Writing File Type Plug-Ins for Grail


Introduction

Web servers can return files of many different types. The HTTP protocol uses the naming mechanism for file types that was pioneered by the MIME standard (RFC 1521): file types are of the form major/minor where major is a general "class" of file types, e.g. text, image or audio; and minor is a specific subtype of that class. Here are some common file types:

text/plain
a regular text file without mark-up
text/html
a text file with HTML mark-up
image/gif
an image file encoded using the GIF standard for image files
image/jpeg
an image file encoded using the JPEG standard
audio/basic
a sound file encoded using the digital telephony standard mu-LAW
application/octet-stream
a stream of bytes ("octets" in politically correct ISO-speak) with no further (known) interpretation implied

Grail has support for a small number of file types built into in: text/html, text/plain, and (as a special case) text/*, meaning any subtype of the text class, but there may be other types for which you would like to see support. If Grail doesn't have support for a file, it will offer to save it for you.

If a file type is best handled by passing it to an external application (e.g. an image viewer), you should use the MAILCAP mechanism (RFC 1524).

If a file type could be displayed in a multi-font text window using a suitable parser (like HTML), you can provide a parser yourself by writing a File Type Plug-In module.

Location of File Type Plug-In Modules

A File Type Plug-In module for a file type major/minor is imported the first time a file of that type is encountered. The module file, residing in the Grail file type plug-ins directory or in the Grail source directory, should be named major_minor.py (with any non-alphanumeric characters in the file type replaced by underscores). E.g. to provide a parser for type text/sgml you'd create a module text_sgml.py.
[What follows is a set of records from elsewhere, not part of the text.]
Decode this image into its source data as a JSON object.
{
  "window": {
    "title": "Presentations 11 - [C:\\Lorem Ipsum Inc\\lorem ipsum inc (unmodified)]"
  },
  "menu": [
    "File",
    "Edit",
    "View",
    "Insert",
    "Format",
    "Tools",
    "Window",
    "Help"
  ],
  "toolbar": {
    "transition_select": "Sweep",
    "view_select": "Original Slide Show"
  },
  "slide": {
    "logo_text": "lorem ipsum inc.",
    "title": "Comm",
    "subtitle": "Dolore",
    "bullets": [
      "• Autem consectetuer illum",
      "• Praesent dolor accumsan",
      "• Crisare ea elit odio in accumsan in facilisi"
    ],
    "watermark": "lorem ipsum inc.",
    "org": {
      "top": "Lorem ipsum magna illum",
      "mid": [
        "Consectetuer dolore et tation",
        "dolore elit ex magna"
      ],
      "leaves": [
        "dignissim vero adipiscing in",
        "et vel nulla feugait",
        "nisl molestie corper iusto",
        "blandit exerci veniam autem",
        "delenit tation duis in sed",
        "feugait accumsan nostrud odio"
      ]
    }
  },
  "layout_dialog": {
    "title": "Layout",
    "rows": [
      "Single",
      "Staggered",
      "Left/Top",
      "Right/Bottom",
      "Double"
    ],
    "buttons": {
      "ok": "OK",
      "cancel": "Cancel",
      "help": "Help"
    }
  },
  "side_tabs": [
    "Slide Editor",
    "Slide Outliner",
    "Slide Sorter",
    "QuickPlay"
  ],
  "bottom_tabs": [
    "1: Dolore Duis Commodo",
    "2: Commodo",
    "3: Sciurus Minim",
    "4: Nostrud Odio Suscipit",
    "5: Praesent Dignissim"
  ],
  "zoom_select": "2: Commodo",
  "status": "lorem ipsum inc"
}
It is also possible to create a module that provides a parser for all file types of a particular class (except for those subtypes for which an explicit parser has been provided). In this case the module should be called major.py. E.g. to provide a parser for all subtypes of class text, you'd create a module text.py.

The Grail file type plug-ins directory is a subdirectory named filetypes of the Grail user directory. On Unix, the Grail user directory is given by the environment variable $GRAILDIR, or, if that variable is undefined or empty, the subdirectory named .grail of the user's home directory.

Contents of File Type Plug-In Modules

The module File Type Plug-In module should define a parser class named parse_major_minor, or parse_major if the module is called major.py. The parser class is instantiated as follows:
    parse_major_minor(viewer, reload)

where viewer is the Viewer object that will display the actual text, and reload is a flag that is true if the file is being parsed in response to a "Reload" command by the user -- in this case, composite file types that contain references to other objects (like embedded images or applets in HTML) may want to pass this flag on to the mechanism for loading those embedded objects.

Parser Interface

The parser class should define the following methods:
feed(data)
This method is called any number of times to "feed" the parser with string data. The length of the data string passed in is arbitrary -- it is determined by buffering algorithms in the network and cannot be predicted. The parser should therefore cope with the case that the data string ends with an incomplete token, and buffer any unconsumed characters internally until the next call to feed() or close().
close()
This method is called after all data has been fed to the parser, indicating the end of the data. No more interaction with the parser will take place after this call has been made.